L’économie algérienne traverse une période de stagnation et de dépendance, principalement en raison de sa forte dépendance vis-à-vis des hydrocarbures et de la mainmise de l’institution militaire sur les leviers de l’État. Depuis des décennies, le pétrole et le gaz représentent plus de 90 % des recettes d’exportation et environ 60 % des revenus de l’État, rendant ainsi l’économie algérienne extrêmement vulnérable aux fluctuations des prix de l’énergie sur les marchés mondiaux.
Si la situation paraît stable lors des périodes de prix élevés, comme ce fut le cas à certaines périodes au cours des deux dernières décennies, les crises financières révèlent rapidement la fragilité de ce modèle rentier dès que les prix chutent, à l’instar de la crise de 2014–2016.
Malgré des promesses répétées de diversification économique et de développement de secteurs tels que l’agriculture, l’industrie, le tourisme et la technologie, ces ambitions n’ont pas été concrétisées par des politiques efficaces sur le terrain. Ces secteurs restent sous-développés, manquent cruellement d’investissements et d’infrastructures. Beaucoup attribuent cette situation à la crainte des cercles décisionnels que la libéralisation économique n’affaiblisse la mainmise sécuritaire et militaire sur le pays.
Le climat des affaires n’est guère plus reluisant, miné par la corruption et le clientélisme. Des hommes d’affaires proches du pouvoir, tels qu’Ali Haddad, Issad Rebrab et d’autres, ont longtemps profité de privilèges et de marchés publics opaques, avant que certains ne soient évincés à la faveur du mouvement populaire. Beaucoup y voient davantage des règlements de comptes internes qu’une réelle volonté de réforme.
Cette crise affecte lourdement la jeunesse algérienne, confrontée à un manque cruel de perspectives d’emploi et de création de projets, malgré des milliers de diplômés universitaires chaque année.
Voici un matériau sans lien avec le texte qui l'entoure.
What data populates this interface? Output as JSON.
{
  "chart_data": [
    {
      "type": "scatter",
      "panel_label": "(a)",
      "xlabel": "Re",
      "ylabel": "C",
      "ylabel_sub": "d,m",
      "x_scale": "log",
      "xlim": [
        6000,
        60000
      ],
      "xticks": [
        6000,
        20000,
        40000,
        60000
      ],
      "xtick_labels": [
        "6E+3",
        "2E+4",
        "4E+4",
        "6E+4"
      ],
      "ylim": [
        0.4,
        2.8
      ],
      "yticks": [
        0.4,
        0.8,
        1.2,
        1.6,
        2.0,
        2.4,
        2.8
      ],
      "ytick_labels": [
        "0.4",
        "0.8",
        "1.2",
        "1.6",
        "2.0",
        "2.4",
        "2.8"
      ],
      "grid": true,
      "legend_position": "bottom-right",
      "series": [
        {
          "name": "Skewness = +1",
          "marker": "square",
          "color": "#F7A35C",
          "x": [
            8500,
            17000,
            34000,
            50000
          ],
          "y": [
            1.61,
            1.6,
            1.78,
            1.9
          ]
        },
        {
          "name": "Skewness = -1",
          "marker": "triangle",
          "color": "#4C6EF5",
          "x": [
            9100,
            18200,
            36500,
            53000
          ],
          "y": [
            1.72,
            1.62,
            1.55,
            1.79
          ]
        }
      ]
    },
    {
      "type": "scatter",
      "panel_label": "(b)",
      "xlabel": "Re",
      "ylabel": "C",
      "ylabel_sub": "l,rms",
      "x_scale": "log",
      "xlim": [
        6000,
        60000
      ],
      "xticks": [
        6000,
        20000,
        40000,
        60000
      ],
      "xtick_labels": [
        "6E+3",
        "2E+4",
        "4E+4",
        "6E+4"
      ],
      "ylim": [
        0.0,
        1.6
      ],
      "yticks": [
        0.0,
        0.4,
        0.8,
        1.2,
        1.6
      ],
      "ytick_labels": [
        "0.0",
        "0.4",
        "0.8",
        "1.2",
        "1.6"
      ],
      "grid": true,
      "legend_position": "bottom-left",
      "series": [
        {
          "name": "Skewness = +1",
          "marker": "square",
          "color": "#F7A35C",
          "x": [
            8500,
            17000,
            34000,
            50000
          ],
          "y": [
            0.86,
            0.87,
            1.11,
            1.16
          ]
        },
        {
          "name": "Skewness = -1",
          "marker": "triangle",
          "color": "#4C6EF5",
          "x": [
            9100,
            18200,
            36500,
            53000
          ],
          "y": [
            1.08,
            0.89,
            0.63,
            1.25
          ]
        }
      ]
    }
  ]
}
Cette situation pousse de nombreux jeunes à envisager l’exil, y compris parmi les plus qualifiés, dans un phénomène localement appelé « haraga », accentuant ainsi la fuite des cerveaux.
Sur le plan macroéconomique, l’Algérie subit une inflation galopante due à la dépréciation du dinar, à la faiblesse de la production locale et à des politiques économiques souvent improvisées. Le chômage, notamment chez les jeunes et les femmes, reste élevé, certaines estimations non officielles avançant des taux atteignant 30 % dans certaines régions.
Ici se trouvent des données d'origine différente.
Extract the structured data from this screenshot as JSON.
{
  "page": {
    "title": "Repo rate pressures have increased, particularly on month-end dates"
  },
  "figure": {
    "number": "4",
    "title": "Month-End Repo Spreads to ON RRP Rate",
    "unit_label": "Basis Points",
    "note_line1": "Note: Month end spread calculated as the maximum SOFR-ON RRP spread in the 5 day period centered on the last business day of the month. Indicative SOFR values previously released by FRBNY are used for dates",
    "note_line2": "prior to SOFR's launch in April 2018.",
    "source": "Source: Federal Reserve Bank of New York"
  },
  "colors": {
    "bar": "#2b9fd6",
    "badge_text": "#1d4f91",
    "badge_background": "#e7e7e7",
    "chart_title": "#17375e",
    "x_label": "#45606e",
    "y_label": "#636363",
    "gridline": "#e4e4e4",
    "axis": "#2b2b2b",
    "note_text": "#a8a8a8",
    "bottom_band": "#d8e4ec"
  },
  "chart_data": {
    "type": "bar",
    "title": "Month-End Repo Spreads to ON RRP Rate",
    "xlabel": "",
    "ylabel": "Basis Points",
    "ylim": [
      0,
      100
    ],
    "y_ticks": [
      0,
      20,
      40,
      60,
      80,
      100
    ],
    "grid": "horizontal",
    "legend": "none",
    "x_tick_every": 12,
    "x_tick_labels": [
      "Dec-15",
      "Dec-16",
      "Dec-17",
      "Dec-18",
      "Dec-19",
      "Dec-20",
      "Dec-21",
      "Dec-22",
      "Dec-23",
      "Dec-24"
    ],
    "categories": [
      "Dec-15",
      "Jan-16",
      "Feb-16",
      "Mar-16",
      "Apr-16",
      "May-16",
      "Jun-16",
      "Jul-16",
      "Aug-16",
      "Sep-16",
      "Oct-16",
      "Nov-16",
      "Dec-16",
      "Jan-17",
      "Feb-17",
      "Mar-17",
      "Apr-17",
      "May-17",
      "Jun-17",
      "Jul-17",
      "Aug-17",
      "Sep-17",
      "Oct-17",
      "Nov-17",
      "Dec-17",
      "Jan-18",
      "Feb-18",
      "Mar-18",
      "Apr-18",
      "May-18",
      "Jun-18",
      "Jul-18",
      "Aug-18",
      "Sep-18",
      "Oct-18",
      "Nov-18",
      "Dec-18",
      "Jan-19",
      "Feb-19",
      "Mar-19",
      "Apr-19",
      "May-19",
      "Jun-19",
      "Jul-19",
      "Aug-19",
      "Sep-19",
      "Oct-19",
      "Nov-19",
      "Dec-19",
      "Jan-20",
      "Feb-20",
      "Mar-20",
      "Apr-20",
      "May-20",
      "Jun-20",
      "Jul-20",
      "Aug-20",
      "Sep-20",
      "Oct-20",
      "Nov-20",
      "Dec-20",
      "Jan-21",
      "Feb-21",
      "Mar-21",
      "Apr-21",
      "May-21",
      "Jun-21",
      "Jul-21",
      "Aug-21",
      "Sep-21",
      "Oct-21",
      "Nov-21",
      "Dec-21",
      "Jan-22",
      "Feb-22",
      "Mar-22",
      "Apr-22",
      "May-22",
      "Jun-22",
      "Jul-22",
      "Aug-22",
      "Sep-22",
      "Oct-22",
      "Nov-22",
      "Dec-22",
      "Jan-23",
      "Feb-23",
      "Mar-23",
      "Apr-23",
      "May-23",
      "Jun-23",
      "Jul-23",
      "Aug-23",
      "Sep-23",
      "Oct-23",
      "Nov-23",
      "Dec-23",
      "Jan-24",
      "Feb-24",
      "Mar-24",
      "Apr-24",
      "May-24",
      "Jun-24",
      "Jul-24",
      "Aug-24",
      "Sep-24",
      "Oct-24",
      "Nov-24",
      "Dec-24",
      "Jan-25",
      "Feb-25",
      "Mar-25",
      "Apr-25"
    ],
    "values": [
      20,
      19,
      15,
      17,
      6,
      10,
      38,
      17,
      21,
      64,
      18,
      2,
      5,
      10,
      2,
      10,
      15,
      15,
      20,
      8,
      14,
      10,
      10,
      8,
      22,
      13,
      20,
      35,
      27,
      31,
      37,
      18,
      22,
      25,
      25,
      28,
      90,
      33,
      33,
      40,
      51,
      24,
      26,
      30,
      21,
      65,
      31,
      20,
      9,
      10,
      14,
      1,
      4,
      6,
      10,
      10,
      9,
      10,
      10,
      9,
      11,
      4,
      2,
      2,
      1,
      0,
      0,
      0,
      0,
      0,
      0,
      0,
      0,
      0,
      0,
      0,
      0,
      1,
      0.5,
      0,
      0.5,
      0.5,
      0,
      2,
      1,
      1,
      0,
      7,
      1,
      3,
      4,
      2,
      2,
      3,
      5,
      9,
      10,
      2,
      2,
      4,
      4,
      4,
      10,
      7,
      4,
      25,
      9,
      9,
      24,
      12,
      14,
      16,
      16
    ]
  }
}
Cette réalité est indissociable de la structure politique où l’armée n’est pas qu’une institution de défense, mais aussi un acteur économique majeur. Elle détient des entreprises, des usines et des parts entières de secteurs tels que le transport, les industries militaires et l’agriculture, et exerce un contrôle effectif sur les décisions économiques majeures. Cette emprise freine toute tentative de réforme susceptible de menacer ses intérêts.
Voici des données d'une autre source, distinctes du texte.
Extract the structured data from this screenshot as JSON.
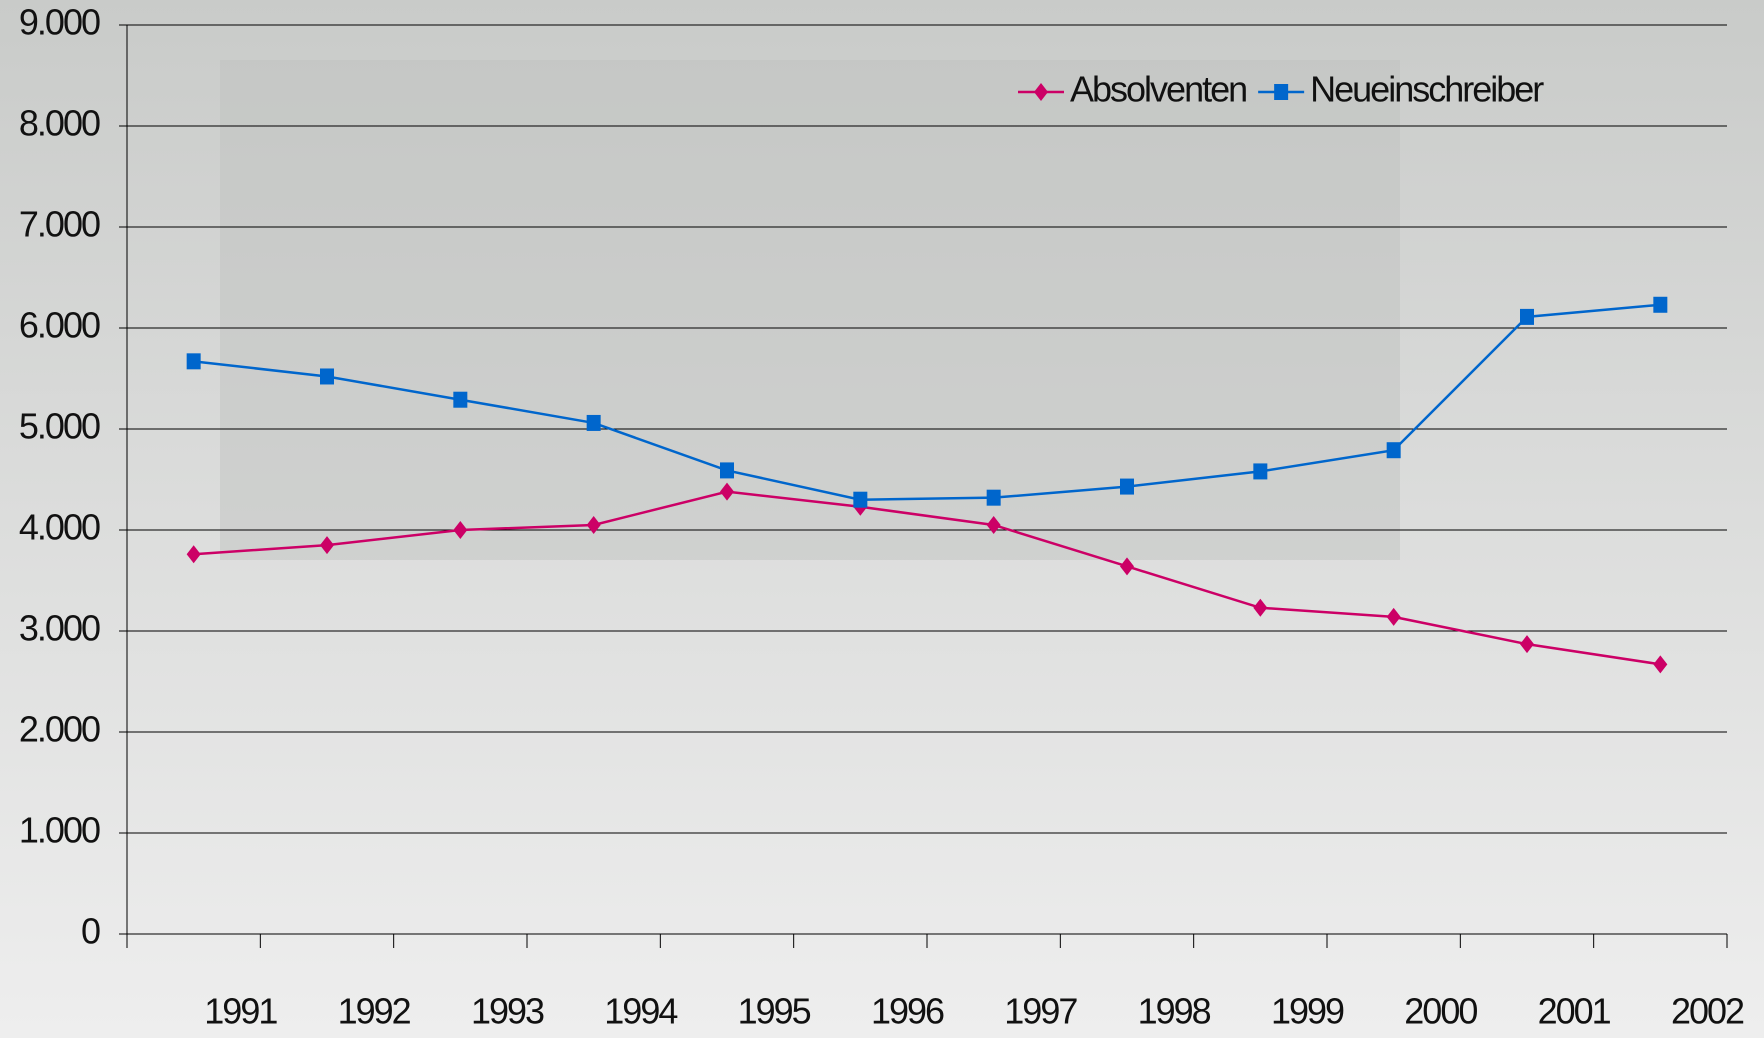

Nombre d’observateurs s’accordent à dire que la poursuite de la gestion de l’économie avec une logique sécuritaire plutôt qu’économique perpétue l’immobilisme et rend toute réforme dépendante d’une séparation nette entre l’économie et la politique — et, plus encore, entre l’économie et la tutelle militaire. Sans cette séparation, l’Algérie restera prisonnière d’un cycle infernal de dépendance rentière et de sous-développement économique.